Bilanz über Jahr des Umbruchs

Nach 27 Jahren Vorstandsarbeit in der Baugenossenschaft Gilching stellte sich Herbert Daum nicht mehr zur Wahl. Seine Nachfolge als Stellvertreter von Norbert Novacek wurde Thomas Reich. Novacek bezeichnete das abgelaufene Geschäftsjahr als Jahr des Umbruchs.

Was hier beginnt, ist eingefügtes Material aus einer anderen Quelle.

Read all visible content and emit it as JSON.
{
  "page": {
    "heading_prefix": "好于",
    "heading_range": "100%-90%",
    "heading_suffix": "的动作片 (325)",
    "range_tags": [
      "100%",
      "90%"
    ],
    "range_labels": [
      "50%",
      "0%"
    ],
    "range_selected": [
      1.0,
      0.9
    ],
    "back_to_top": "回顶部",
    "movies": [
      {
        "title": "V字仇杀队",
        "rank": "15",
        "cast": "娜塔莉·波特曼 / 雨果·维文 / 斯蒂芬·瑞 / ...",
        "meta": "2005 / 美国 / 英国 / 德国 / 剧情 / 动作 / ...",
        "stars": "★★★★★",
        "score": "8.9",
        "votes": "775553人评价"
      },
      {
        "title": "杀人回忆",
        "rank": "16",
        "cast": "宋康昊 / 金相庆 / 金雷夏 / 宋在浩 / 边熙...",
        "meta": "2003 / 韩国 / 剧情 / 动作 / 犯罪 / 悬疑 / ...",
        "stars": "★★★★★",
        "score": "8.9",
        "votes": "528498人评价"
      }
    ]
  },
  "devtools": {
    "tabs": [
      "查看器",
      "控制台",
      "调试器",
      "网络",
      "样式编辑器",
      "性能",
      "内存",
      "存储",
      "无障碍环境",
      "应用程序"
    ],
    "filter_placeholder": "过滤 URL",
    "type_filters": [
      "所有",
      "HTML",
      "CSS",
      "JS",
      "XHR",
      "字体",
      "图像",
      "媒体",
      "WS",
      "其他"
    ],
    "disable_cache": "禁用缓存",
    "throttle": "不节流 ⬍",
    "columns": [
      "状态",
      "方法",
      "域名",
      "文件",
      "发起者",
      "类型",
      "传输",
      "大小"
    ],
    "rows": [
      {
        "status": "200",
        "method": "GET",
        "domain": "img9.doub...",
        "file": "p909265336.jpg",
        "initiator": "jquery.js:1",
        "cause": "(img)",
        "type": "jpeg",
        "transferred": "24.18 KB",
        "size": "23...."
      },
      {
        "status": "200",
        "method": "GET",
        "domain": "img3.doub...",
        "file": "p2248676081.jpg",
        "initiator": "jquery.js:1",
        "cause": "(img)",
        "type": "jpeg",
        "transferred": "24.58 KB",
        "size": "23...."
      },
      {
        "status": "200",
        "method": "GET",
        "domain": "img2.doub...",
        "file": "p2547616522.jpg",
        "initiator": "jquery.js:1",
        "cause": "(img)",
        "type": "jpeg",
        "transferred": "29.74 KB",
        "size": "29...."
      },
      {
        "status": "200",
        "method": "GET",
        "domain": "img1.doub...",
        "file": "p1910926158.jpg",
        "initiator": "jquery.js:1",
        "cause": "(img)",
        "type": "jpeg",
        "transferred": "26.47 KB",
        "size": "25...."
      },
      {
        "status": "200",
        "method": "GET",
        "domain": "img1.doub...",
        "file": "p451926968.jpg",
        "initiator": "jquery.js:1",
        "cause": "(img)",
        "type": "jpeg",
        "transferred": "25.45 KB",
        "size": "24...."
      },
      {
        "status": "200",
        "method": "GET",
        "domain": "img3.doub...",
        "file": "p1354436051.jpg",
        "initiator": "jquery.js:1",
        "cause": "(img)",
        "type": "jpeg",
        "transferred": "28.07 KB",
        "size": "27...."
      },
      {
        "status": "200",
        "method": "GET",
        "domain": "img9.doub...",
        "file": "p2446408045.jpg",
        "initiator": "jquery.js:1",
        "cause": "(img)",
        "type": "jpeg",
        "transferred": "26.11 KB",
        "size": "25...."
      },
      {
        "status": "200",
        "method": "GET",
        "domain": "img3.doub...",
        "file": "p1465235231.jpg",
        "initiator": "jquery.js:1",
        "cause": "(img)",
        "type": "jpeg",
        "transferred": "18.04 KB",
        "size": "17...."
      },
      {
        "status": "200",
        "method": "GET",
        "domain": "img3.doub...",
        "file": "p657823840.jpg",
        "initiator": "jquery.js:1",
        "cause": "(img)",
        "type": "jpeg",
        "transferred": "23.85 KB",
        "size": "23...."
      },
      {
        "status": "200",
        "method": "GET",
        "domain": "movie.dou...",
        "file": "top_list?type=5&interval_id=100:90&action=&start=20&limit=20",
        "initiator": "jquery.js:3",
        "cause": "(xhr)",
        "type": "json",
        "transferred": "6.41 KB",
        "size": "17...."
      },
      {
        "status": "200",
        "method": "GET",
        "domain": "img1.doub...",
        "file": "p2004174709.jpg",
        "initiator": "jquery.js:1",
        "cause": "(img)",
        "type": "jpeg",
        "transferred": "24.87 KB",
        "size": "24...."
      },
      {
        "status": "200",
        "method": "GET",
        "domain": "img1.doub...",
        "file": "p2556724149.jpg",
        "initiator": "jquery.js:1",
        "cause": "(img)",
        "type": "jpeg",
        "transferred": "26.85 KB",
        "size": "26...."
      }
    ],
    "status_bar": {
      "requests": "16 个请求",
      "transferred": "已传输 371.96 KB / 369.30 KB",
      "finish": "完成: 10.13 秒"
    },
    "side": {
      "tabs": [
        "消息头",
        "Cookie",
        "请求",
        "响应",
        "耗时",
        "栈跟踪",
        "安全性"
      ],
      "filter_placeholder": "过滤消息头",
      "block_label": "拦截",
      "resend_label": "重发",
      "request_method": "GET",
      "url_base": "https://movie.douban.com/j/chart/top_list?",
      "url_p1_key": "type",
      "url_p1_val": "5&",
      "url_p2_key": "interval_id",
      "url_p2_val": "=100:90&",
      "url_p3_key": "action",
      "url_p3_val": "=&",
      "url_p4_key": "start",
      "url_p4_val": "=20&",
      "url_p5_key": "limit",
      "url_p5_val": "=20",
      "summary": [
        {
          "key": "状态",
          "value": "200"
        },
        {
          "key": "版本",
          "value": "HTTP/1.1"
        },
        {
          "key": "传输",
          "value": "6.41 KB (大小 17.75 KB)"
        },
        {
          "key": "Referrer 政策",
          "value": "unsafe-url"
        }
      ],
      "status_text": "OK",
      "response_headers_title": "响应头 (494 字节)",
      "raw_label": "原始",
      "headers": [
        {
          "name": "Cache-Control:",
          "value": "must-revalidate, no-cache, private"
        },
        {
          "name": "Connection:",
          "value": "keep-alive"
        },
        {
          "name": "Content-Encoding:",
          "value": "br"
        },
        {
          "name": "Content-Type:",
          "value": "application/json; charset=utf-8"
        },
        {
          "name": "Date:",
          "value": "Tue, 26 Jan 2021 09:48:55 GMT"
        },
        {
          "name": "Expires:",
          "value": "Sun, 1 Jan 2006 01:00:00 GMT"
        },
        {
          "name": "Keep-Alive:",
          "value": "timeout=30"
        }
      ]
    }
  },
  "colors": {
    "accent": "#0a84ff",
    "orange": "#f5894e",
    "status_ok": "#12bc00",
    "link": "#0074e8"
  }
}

Gut besucht war die Jahresversammlung der Baugenossenschaft Gilching. Auf der Tagesordnung stand unter anderem die Neuwahl der Vorstandschaft. Novacek, der seit 1995 mit dabei ist, wurde mit 65 Jastimmen und sechs Enthaltungen erneut in seiner Eigenschaft als Geschäftsführender Vorsitzender bestätigt. Um den Vizeposten hatte sich Gilchings ehemaliger Bürgermeister Thomas Reich beworben. Mit 51 Ja-, 17 Gegenstimmen und drei Enthaltungen wurde er gewählt. Daum durfte aus Altersgründen, er hat die 65 bereits überschritten, nicht mehr kandidieren. „Wir waren viele Jahre lang gute Partner“, sagte Novacek bei der Verabschiedung von Daum im Schützenheim an der Talhofstraße. Unter anderem habe Daum maßgeblich die Bau- und Modernisierungsmaßnahmen beeinflusst und begleitet. Als Abschiedsgeschenk gab es ein aufwändiges Buch über Ägypten. Weitere Neuerungen waren die Auslagerung der Hausmeistertätigkeit an den Hausmeisterservice Hettmer und die Übernahme der Hausverwaltung Vita-Plus. Wichtigste Baumaßnahmen im kommenden Jahr ist der Abbruch der Wohnblöcke Sonnenstraße 11, 13, 15 und 17. „Die Wohnungen sind bereits leer“, sagte Novacek. Geht alles nach Plan, wird im Herbst 2009 der Abbruch stattfinden. Mit dem Spatenstich für die neuen Häuser rechnet er im Frühjahr 2010. „Dann dauert es erfahrungsgemäß rund eineinhalb bis zwei Jahre, bis die Mieter einziehen können.“ Ein Teil der Wohnungen wird im Programm geförderter Wohnungsbau aufgenommen. Der Rest soll, wie schon bei den Hausnummern 7 bis 9a als Eigentumswohnungen verkauf werden. „Dieses Modell hat sich entgegen aller Prophezeiungen bewährt“, freut sich Novacek. Erstmals nämlich wohnen Jung und Alt und betucht und weniger betucht unter einem Dach. „Es ist ein lebendiger Querschnitt unserer Gesellschaft, der hier zusammen wohnt und sich gegenseitig respektiert und akzeptiert.“ Insgesamt betreut oder verwaltet die Baugenossenschaft in Gilching, Gauting, Stockdorf und Dachau Süd mit sechs Mitarbeitern rund 900 Wohneinheiten.